In this economic downturn, the problems of declining markets--smaller returns on investment, reduced inventories and smaller employment pools--will be exacerbated by changes in government policies; higher taxes and fees, new workforce requirements, and the draconian shift to "green" energy supplies. If your business is paying $500 a month on electricity now, after Cap & Trade you'll be paying $1000.00 a month for the same amount of electricity. Where you come up with an additional Six Grand a month is your problem. You're government has a Vision!™
You might feel compelled to talk to your employees about the reasons why you're letting people go, reducing the size of your operation, or simply closing your doors. And until this session in Salem, this was not just a responsibility, but your right.
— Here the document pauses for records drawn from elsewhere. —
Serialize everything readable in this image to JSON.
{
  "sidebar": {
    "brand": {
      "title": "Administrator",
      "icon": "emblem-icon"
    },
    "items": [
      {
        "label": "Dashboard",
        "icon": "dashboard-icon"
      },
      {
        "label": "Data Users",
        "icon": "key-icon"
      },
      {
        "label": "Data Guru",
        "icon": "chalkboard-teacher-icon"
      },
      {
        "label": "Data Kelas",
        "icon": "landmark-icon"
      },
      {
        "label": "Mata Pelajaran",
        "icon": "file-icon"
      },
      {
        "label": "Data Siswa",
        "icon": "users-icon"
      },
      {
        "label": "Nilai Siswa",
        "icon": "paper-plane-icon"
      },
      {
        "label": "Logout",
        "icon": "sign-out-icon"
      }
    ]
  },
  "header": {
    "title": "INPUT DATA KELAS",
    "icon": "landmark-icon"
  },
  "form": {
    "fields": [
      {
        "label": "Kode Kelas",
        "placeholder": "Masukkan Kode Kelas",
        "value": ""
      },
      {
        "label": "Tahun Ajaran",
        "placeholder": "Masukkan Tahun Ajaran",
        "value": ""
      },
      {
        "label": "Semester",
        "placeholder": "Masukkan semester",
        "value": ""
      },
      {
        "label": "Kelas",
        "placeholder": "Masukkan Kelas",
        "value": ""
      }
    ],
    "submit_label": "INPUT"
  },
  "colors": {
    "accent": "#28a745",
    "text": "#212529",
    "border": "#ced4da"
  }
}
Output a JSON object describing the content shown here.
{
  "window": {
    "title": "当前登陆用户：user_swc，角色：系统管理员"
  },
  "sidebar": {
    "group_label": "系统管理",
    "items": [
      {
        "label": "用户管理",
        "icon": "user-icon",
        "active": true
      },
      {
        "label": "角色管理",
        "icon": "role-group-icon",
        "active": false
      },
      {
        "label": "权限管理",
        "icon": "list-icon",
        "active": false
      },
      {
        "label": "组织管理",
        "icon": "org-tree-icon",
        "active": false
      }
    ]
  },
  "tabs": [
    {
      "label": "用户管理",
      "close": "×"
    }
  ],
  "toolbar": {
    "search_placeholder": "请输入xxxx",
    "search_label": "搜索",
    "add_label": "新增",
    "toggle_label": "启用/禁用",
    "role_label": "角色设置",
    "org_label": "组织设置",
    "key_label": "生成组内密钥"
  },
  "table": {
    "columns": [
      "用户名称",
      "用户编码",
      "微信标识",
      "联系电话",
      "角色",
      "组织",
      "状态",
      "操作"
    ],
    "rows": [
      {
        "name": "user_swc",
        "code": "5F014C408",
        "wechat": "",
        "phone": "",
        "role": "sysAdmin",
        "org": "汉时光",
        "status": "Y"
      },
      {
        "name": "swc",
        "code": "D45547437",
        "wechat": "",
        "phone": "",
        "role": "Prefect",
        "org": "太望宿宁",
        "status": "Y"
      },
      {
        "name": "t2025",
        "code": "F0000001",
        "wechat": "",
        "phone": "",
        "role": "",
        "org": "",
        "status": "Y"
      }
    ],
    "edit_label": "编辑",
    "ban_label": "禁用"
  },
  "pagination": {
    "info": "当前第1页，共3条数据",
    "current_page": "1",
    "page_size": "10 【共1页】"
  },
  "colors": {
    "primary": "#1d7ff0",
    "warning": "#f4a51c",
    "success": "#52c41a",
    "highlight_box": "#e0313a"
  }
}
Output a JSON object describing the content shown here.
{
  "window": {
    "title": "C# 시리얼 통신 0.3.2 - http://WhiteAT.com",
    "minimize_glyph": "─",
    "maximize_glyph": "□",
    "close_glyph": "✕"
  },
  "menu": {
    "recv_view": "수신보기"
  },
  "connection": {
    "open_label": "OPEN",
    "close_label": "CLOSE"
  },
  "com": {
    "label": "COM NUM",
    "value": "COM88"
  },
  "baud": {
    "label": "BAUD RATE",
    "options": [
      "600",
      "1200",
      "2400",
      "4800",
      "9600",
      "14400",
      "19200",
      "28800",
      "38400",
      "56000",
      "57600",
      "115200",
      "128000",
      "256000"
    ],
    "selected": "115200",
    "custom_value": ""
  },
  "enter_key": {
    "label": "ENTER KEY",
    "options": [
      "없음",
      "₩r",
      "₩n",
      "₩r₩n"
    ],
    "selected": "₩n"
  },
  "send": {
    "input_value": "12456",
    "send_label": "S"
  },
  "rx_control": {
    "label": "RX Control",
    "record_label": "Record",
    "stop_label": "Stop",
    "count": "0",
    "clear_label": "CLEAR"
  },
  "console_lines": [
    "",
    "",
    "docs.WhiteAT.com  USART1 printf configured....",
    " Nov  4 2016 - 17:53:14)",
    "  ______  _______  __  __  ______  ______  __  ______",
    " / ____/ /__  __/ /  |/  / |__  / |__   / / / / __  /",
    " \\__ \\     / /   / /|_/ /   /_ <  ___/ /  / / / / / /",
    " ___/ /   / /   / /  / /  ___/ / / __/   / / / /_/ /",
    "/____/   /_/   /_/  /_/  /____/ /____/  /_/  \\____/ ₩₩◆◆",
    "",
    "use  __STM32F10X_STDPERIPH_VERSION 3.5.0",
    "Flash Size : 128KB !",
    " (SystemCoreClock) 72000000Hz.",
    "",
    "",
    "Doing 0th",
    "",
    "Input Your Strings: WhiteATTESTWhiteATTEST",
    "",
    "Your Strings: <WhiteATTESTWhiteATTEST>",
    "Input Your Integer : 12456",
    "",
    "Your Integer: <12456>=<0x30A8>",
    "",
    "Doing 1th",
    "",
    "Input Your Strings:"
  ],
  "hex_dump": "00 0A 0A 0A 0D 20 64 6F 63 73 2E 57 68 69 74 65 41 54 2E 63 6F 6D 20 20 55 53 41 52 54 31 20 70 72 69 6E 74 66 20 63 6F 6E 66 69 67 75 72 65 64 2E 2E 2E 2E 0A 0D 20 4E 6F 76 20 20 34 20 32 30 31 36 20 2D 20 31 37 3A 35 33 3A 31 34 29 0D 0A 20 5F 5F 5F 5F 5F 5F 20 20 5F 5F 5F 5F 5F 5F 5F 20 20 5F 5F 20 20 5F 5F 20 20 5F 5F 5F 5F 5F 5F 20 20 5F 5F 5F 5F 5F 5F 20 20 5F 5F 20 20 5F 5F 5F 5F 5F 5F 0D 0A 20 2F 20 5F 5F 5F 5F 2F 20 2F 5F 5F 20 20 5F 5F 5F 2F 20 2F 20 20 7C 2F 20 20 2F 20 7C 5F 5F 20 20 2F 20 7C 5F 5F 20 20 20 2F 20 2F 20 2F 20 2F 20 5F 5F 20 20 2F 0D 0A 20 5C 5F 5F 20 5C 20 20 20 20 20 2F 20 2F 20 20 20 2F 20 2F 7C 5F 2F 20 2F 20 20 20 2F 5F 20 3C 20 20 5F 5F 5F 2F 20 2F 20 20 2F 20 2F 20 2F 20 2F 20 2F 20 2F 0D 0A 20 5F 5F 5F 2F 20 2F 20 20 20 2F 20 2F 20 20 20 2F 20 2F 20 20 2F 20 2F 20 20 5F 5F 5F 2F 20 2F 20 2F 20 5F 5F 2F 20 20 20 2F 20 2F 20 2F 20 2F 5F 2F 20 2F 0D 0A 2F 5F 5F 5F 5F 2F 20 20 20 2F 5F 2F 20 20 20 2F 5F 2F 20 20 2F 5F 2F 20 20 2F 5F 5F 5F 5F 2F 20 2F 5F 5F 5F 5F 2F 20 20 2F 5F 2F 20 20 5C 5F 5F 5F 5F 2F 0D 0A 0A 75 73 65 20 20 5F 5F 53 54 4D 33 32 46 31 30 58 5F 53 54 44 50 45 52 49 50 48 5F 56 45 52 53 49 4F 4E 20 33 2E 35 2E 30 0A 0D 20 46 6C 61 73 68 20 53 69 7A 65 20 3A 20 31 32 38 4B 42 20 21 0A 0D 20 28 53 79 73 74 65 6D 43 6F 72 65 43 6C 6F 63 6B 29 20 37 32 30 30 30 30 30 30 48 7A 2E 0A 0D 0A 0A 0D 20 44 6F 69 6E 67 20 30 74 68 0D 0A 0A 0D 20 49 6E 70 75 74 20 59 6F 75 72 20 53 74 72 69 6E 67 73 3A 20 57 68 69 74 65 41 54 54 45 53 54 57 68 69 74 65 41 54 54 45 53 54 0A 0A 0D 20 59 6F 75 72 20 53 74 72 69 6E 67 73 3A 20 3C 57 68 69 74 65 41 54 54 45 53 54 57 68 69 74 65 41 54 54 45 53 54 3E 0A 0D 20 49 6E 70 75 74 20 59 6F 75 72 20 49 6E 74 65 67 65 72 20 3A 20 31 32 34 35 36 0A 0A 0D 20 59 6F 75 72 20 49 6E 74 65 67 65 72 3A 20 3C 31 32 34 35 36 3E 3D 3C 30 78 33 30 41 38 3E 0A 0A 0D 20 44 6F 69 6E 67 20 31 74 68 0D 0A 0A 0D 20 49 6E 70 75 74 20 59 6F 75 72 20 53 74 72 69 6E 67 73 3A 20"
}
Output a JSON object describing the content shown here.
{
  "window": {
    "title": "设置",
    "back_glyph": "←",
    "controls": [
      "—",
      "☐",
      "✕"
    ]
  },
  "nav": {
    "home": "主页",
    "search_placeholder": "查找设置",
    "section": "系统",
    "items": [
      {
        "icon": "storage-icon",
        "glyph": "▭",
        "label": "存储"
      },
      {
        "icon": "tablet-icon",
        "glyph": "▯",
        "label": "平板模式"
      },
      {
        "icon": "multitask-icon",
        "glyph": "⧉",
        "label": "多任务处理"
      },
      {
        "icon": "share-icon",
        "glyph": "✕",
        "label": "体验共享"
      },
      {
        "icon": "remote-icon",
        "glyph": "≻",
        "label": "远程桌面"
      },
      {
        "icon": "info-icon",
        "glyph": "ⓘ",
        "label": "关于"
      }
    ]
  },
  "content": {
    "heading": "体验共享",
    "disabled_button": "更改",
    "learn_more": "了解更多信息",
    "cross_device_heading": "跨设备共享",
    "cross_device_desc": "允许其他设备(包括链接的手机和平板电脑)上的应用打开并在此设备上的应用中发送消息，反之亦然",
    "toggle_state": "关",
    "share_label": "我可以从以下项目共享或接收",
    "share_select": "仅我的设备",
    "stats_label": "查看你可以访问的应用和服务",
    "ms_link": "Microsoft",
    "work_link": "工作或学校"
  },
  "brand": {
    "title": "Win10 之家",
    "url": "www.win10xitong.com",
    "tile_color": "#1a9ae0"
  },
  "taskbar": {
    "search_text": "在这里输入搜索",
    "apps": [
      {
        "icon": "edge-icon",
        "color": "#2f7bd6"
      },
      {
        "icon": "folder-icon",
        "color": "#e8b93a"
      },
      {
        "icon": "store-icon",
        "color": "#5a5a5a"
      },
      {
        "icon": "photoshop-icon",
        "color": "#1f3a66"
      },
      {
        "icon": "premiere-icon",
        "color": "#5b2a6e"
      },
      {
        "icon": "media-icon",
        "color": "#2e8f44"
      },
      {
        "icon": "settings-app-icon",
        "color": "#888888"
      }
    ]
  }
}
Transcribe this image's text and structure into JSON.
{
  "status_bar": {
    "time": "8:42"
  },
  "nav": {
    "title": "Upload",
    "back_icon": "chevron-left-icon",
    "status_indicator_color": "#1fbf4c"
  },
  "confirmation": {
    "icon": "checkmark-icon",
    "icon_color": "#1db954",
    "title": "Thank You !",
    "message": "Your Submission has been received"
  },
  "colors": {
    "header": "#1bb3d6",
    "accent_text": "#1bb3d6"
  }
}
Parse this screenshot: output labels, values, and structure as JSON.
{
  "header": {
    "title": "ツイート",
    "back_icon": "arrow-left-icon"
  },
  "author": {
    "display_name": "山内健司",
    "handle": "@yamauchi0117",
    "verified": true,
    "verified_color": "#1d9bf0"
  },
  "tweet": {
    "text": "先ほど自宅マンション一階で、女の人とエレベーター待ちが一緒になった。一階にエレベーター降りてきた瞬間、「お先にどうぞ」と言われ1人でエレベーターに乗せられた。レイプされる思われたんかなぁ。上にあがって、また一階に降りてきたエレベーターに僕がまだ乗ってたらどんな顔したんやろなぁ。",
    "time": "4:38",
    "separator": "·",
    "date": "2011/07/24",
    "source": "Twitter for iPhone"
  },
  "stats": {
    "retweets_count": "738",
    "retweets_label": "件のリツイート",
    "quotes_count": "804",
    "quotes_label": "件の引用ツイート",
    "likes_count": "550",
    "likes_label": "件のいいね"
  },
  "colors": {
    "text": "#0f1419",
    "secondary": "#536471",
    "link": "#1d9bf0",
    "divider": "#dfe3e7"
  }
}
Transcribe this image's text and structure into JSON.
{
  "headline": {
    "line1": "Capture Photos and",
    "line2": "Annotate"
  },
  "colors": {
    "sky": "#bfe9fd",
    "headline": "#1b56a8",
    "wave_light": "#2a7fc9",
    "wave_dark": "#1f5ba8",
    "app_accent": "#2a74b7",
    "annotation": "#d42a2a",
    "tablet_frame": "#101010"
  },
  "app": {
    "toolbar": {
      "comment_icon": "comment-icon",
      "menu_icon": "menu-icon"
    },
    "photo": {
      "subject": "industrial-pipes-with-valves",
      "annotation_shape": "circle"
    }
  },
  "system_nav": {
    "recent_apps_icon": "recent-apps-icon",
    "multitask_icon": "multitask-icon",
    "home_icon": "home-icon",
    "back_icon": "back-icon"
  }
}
The Democrats in Salem have outlawed your talking to your employees about the issues affecting your business. Unbelievable? Nothing is unbelievable about this crowd in Salem. They have a Leftist agenda, the numbers, and an incredible lack of work skills.
Senate Bill 519 prohibits employers from communicating with their employees on issues that affect their business, including the consequence of pending legislation that affects their jobs.
Some legislature, huh? (Homage to "Charlotte's Web.)
Survival requires work.
Start working today. When the tsunami of Vision!™ and Change!™ hits, we're all going to be swamped. Many of those who have the ability to withstand the tidal waves of financial disaster also have the ability to re-locate. As those with the wealth and ability to move their businesses do so, the declines in our state's economy will increase, joblessness will increase (until the unemployed vote with their feet) and revenue declines--both public and private--will increase.
I've already counseled my mom, who lives on a "fixed-income", to reduce her expenditures ten to fifteen percent. Her kids--me and my siblings--are all in the private sector, and we'll make sure we do what we can to make sure that she can stave off the wolves when she finds she's running short. But the four of us are already in survival mode. One sibling is on the brink of losing her enterprise and at her age and with her background isn't sure what or how to make choices for her future. And none of us are going to be getting a Stimulus check.
We will survive. I will survive. I've been through this before.
Survival requires work. Gotta go now. Back to work.